Modification of germline DNA to correct mutated genes is a natural treatment progression from replacement of defective recipient haematopoietic stem cells with normal allogeneic donor cells. Initial gene addition trials using gamma-retroviral vectors to treat X-linked CGD achieved limited gene transduction, resulting in low levels of functional protein. Nevertheless, patients were able to clear persistent life-threatening fungal infection and receive significant clinical benefit. However, whilst methylation of the long terminal repeat (LTR) promoter elements led to gene expression silencing and disappearance of functional neutrophils, the intact enhancer activity of the viral vector drove transactivation of proto-oncogenes, leading to myelodysplasia in three patients [63]. Multi-centre clinical trials using a new self-inactivating lentiviral vector are in progress, but no results have been published to date.

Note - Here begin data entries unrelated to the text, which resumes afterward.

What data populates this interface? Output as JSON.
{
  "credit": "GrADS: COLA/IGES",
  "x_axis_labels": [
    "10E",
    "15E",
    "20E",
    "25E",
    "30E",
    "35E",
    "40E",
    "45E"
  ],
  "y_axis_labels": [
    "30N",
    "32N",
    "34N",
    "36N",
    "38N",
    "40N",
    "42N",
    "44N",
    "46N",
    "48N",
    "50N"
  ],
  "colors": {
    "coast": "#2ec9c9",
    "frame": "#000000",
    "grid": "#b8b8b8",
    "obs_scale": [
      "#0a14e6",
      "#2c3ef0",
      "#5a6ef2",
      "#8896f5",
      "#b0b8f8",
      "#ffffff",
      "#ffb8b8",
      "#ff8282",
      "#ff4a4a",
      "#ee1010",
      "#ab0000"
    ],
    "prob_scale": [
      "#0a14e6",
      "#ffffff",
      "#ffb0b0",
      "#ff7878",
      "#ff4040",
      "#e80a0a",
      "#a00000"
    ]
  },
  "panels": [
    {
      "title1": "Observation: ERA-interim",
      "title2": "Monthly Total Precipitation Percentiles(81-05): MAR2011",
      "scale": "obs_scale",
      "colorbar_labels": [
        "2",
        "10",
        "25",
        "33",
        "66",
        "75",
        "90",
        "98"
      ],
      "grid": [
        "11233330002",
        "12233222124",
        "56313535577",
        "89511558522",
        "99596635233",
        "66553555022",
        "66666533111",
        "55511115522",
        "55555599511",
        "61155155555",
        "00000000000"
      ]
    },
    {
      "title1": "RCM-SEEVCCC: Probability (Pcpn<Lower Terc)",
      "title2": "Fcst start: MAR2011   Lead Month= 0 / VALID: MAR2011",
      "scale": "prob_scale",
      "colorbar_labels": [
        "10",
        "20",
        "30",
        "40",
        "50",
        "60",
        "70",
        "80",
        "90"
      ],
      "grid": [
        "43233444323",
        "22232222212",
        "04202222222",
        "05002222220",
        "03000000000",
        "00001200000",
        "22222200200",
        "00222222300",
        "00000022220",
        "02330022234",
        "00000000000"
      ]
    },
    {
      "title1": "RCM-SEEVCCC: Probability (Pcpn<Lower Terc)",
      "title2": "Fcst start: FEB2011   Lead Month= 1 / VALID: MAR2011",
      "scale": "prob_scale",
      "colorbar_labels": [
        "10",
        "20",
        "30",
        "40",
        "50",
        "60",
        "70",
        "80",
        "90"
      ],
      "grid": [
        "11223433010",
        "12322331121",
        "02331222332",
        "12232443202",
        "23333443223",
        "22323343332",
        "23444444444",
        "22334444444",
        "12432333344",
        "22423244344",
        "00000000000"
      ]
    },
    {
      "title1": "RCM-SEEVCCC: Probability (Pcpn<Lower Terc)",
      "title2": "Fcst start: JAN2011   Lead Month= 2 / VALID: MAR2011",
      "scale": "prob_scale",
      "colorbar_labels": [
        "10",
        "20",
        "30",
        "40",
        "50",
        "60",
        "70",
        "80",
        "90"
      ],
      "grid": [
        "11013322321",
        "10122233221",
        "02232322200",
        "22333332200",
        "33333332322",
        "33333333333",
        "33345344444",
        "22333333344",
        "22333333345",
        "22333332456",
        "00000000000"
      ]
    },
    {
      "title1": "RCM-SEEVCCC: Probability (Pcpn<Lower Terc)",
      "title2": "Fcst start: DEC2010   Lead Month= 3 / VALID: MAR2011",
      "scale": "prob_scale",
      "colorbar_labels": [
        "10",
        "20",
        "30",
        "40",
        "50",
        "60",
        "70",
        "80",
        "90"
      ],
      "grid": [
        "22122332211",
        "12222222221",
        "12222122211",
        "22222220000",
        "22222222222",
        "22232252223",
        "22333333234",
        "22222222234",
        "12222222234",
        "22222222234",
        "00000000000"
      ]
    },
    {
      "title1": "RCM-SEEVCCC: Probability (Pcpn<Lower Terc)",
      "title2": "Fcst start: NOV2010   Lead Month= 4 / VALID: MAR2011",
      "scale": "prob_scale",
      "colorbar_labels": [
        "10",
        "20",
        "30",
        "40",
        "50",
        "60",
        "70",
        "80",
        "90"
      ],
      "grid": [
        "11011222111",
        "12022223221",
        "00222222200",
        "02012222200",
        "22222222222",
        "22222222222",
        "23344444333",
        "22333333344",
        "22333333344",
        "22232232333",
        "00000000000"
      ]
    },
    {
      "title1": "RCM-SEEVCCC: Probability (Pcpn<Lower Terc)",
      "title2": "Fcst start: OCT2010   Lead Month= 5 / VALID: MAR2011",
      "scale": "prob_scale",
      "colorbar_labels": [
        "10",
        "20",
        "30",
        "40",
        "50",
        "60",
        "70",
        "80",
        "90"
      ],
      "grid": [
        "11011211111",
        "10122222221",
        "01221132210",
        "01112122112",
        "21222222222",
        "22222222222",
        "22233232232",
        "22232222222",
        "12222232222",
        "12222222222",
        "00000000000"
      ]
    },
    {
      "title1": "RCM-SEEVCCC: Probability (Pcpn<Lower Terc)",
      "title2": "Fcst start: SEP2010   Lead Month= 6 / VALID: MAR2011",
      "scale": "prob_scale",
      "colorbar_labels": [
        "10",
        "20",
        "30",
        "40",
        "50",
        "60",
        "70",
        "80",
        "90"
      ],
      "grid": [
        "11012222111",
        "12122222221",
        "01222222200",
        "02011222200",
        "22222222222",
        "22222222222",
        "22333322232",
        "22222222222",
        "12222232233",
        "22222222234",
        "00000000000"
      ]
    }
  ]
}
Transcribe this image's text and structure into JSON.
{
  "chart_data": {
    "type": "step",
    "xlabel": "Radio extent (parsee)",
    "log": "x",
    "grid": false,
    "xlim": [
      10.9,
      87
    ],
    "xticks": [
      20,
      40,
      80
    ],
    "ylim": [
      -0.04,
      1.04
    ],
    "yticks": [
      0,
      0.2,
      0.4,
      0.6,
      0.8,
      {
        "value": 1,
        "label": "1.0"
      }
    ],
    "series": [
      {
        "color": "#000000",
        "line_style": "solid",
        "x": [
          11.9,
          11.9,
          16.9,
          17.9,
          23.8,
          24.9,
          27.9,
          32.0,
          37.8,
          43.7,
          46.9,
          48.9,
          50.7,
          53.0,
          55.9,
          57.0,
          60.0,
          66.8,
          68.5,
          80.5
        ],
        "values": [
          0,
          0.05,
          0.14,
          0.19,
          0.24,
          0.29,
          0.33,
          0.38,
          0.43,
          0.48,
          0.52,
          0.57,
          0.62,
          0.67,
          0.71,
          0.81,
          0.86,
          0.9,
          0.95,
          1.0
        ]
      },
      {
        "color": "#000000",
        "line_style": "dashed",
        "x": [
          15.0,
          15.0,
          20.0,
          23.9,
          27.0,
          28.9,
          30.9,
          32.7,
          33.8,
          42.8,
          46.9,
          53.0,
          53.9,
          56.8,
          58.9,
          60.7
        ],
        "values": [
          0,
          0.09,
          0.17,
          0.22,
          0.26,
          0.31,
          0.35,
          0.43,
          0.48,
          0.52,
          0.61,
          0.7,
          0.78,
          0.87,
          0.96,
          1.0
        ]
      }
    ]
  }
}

Rapid developments in methods of integrating viral vectors into ‘safe’ genomic regions to reduce risks of ‘off-target’ effects and in methodsof gene editing have been recently reported. Two groups have demonstrated targeted insertion of a gp91 phox construct into safe genomic regions. An electroporated zinc finger nuclease mRNA and adeno-associated virus 6 delivery of donor constructs into human haematopoietic stem cells demonstrated significant levels of targeted integration into a safe harbour locus [64], with almost clinically relevant levels of gp91 phox expression and increased NOX activity in in vitro–derived neutrophils. A second group used transcription activator-like effector nucleases (TALENs) to insert a myelo-specific gp91 phox cassette into patient-derived induced pluripotent stem cells (iPSCs) and demonstrated restored ROS production from corrected X-CGD iPSC-derived granulocytes that induced NET formation [65]. Targeted insertion of an exon 2–13 minigene into exon 2 of CYBB resulted in normal regulation of gp91 phox expression by the endogenous CYBB promoter and restored gp91 phox and NOX activity, demonstrating the necessity of retention of intronic elements for expression of the minigene [66]. CRISPR-Cas9 correction of CYBB [67] and NCF1 [68] has also been demonstrated recently. Finally, a zinc finger nuclease has been used to correct the GT deletion at the start of exon 2 in an NCF1 pseudogene and demonstrate restoration of function [69].

Conclusions

The last few years have seen tremendous advances in our knowledge of CGD. The problems experienced by X-linked carriers, specifically a lupus-like disorder or other autoimmune manifestations and fatigue, have been over-looked, and many would benefit from focussed medical care. The rapid progress in gene therapy is extremely exciting, and clinical trials using gene-editing techniques are likely to be developed within the next 5 years. In the meantime, haematopoietic stem cell transplantation is safe, even for patients with severe infection or inflammation, and stem cell manipulation techniques should mean that a suitable donor is available for every patient.

Abbreviations

AR, autosomal recessive; BCG, Bacillus Calmette–Guérin; CGD, chronic granulomatous disease; HLH, haemophagocytic lymphohistiocytosis; IFN, interferon; IL, interleukin; iPSC, induced pluripotent stem cell; NADPH, nicotinamide adenine dinucleotide phosphate; NET, neutrophil extracellular trap; NIH, National Institutes of Health; NOX, nicotinamide adenine dinucleotide phosphate oxidase; ROS, reactive oxygen species; SLE, systemic lupus erythematosus; TNFα, tumour necrosis factor alpha.